Response Rates and Survey Quality
However, two factors have now undermined the role of the response rate as the primary arbiter of survey quality. Largely due to increasing refusals, response rates across all modes of survey administration have declined, in some cases precipitously. As a result, organizations have had to put additional effort into administration, thus making all types of surveys more costly. At the same time, studies that have compared survey estimates to benchmark data from the U.S. Census or very large governmental sample surveys have also questioned the positive association between response rates and quality. Furthermore, a growing emphasis on total survey error has caused methodologists to examine surveys – even those with acceptably high response rates–for evidence of nonresponse bias.
Results that show the least bias have turned out, in some cases, to come from surveys with less than optimal response rates. Experimental comparisons have also revealed few significant differences between estimates from surveys with low response rates and short field periods and surveys with high response rates and long field periods. (The difficulty of determining bias by comparing survey estimates to outside measurements, however, has led to ingenious strategies. One recent study developed an internal benchmark by using the 50/50 gender split of heterosexual, married couples to gauge the accuracy of survey estimates by gender among the respondents in six different surveys. )
There is currently no consensus about the factors that produce the disjuncture between response rates and survey quality. But the evidence does suggest several rules of thumb for consumers of survey reports and for researchers.

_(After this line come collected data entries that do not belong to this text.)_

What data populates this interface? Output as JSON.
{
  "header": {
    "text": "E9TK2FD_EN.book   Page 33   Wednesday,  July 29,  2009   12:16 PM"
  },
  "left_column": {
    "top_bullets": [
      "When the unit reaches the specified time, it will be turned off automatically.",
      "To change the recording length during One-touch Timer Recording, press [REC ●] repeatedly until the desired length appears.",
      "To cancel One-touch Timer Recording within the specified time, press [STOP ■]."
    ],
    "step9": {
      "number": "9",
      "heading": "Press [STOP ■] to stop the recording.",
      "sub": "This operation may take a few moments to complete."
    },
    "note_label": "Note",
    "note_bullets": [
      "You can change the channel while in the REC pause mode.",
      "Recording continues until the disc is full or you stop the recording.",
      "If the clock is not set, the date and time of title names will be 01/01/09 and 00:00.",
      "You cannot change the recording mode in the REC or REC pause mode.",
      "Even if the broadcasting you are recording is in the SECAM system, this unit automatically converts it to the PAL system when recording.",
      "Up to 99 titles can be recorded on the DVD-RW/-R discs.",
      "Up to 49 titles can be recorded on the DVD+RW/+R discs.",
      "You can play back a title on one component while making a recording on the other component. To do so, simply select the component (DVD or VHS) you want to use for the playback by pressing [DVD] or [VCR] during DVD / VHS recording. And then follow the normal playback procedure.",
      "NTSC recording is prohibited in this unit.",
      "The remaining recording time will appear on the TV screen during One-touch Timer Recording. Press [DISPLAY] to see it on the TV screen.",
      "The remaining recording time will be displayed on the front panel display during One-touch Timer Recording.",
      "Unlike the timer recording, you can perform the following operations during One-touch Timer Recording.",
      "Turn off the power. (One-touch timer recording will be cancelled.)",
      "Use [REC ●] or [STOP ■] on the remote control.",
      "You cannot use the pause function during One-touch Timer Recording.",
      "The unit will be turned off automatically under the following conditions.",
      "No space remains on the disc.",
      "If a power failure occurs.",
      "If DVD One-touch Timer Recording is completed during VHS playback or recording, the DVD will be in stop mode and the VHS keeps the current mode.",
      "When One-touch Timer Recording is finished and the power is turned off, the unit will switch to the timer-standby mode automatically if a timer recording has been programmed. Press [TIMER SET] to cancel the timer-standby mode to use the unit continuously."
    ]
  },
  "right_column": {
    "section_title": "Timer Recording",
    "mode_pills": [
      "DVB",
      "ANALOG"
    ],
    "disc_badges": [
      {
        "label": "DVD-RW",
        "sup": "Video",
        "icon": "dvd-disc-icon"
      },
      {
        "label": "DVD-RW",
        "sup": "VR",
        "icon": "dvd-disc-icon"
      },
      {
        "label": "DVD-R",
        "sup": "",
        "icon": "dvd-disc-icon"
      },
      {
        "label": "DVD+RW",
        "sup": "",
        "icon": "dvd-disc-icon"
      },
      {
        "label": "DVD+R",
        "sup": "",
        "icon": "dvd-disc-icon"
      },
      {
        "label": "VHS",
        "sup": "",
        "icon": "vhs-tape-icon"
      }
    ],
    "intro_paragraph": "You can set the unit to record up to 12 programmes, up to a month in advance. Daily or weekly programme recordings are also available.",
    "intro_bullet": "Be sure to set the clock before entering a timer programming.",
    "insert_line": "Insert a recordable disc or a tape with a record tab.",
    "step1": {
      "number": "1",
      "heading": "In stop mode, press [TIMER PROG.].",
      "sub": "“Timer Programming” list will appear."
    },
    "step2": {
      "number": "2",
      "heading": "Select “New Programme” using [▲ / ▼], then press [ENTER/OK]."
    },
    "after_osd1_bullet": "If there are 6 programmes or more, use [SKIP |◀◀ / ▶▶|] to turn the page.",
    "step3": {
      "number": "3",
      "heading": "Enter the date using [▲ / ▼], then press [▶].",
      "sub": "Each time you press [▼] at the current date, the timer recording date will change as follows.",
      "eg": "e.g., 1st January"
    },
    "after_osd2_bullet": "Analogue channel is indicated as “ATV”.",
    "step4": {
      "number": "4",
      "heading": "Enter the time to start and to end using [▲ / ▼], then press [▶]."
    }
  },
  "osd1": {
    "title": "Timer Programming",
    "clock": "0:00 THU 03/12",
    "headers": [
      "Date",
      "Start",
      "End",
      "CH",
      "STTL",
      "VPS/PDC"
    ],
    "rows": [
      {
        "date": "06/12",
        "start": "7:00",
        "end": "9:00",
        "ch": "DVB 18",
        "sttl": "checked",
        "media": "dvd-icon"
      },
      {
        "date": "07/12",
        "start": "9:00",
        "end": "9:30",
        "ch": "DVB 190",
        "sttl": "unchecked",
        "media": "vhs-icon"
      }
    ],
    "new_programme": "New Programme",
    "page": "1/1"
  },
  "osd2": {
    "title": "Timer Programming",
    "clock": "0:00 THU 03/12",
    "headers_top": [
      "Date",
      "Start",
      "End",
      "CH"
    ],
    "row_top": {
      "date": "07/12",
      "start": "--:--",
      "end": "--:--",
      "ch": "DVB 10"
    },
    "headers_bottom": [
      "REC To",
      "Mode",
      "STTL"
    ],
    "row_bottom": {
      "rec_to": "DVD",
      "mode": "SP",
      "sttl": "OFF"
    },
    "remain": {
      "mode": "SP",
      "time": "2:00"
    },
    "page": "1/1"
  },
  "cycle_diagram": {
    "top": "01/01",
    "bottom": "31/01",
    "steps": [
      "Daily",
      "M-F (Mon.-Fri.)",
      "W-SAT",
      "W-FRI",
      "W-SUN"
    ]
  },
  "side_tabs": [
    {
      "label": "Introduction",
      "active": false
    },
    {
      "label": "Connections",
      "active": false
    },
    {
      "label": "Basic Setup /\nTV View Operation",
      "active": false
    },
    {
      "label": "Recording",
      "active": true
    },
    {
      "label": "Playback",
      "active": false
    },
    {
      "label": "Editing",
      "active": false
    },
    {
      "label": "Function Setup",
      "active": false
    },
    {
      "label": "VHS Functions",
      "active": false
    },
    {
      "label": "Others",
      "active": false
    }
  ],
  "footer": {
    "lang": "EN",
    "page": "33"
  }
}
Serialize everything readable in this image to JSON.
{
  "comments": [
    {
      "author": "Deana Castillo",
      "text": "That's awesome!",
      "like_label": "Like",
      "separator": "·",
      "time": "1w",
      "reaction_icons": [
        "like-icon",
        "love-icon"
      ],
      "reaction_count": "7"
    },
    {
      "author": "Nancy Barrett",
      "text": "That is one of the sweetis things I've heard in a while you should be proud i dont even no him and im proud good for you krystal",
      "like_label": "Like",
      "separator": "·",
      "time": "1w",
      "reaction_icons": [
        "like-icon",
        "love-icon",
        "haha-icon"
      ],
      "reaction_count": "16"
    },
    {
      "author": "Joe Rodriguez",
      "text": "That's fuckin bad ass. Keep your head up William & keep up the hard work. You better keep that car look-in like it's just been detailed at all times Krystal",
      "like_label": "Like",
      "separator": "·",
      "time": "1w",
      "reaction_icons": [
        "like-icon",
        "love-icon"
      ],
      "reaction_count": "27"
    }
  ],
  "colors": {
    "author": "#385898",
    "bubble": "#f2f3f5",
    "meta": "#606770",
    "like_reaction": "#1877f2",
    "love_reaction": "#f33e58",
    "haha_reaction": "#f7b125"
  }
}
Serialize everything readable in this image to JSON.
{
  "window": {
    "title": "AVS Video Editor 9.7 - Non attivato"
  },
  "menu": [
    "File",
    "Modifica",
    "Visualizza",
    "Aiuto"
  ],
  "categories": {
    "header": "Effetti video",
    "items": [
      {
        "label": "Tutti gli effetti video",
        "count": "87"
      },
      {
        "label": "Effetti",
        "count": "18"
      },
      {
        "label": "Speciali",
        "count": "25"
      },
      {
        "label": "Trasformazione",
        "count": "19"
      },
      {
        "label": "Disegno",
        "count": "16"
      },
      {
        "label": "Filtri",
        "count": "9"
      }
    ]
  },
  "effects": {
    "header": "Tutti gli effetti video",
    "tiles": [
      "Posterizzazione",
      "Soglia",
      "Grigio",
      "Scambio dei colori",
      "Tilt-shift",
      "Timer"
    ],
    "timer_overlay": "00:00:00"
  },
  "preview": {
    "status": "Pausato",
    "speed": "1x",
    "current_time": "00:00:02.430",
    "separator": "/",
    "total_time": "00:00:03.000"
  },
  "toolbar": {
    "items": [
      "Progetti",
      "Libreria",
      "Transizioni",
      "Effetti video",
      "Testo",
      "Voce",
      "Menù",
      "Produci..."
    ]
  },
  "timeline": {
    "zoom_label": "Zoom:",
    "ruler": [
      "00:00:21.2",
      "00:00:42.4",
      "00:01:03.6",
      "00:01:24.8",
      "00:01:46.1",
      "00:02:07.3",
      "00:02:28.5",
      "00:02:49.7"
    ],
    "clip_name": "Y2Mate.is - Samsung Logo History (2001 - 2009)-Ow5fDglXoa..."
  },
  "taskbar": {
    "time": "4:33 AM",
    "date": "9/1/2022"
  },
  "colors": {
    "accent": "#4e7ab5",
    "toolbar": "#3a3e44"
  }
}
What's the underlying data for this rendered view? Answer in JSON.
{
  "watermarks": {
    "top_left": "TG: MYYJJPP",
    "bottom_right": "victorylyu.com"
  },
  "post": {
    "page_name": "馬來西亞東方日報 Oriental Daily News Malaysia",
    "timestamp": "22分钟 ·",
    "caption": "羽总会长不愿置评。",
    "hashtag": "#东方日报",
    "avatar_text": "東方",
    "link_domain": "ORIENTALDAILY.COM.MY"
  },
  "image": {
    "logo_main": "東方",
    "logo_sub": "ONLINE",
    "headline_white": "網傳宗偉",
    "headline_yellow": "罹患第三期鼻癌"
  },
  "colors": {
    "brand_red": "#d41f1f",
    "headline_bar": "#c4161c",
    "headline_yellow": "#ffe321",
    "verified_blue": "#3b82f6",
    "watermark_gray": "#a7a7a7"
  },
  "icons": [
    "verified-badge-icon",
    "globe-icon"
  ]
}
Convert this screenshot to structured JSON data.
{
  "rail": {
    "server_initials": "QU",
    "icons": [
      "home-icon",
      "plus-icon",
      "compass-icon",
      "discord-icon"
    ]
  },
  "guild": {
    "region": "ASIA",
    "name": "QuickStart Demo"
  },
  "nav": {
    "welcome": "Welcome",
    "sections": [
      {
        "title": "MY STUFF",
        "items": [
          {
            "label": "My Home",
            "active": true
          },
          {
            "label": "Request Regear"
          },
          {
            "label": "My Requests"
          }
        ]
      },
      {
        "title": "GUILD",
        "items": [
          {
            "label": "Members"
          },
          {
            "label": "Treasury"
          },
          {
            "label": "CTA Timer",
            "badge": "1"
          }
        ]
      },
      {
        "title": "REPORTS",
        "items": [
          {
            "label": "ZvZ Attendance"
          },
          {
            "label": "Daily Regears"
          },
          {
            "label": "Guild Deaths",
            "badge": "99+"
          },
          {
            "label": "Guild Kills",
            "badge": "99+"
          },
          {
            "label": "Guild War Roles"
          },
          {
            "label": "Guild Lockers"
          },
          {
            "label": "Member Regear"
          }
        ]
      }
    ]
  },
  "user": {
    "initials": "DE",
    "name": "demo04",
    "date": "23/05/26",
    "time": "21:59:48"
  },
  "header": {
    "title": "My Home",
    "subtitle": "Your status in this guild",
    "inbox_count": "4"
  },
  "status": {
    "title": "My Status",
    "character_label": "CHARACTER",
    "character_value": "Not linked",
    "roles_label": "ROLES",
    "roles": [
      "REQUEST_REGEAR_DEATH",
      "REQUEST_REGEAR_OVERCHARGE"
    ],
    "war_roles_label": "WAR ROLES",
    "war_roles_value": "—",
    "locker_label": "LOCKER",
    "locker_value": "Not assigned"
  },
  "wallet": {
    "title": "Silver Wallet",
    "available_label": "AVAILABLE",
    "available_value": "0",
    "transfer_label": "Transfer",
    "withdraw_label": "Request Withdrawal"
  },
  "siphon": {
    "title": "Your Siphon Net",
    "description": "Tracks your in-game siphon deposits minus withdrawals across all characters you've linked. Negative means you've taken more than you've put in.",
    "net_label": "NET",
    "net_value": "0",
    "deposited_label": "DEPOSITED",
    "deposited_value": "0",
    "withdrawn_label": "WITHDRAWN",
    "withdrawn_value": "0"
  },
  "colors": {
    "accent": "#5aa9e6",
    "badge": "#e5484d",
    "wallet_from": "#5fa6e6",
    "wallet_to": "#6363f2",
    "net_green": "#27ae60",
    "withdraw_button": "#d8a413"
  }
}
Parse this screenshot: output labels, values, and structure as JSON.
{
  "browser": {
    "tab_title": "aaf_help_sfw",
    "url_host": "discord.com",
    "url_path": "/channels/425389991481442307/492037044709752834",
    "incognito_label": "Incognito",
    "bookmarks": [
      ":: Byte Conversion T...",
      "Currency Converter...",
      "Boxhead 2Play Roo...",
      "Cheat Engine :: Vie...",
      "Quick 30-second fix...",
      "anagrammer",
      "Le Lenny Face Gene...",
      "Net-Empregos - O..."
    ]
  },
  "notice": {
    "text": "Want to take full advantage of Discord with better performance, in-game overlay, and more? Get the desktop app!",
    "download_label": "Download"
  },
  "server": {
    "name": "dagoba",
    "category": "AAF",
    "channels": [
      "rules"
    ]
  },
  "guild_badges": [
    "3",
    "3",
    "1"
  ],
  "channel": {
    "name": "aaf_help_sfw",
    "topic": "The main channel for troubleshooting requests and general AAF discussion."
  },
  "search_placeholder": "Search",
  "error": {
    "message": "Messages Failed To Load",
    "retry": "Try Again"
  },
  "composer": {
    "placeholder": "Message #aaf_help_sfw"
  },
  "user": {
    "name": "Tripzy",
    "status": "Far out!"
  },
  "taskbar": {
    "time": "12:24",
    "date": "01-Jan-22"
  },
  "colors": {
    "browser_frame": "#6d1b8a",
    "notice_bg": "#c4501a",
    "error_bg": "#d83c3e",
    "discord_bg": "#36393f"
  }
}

Researchers should always include in their survey reports the response rate, computed according to the appropriate AAPOR formula (Download AAPOR Response Rate Calculator here – Excel) or another similar formula fully described. Furthermore, several other measures of quality should become part of reports, especially when a response rate is low. On their side, consumers of survey results should treat all response rates with skepticism, since these rates do not necessarily differentiate reliably between accurate and inaccurate data. Instead consumers should pay attention to other indicators of quality that are included in reports and on websites, such as insignificant levels of bias, low levels of missing data, and conformity with other research findings.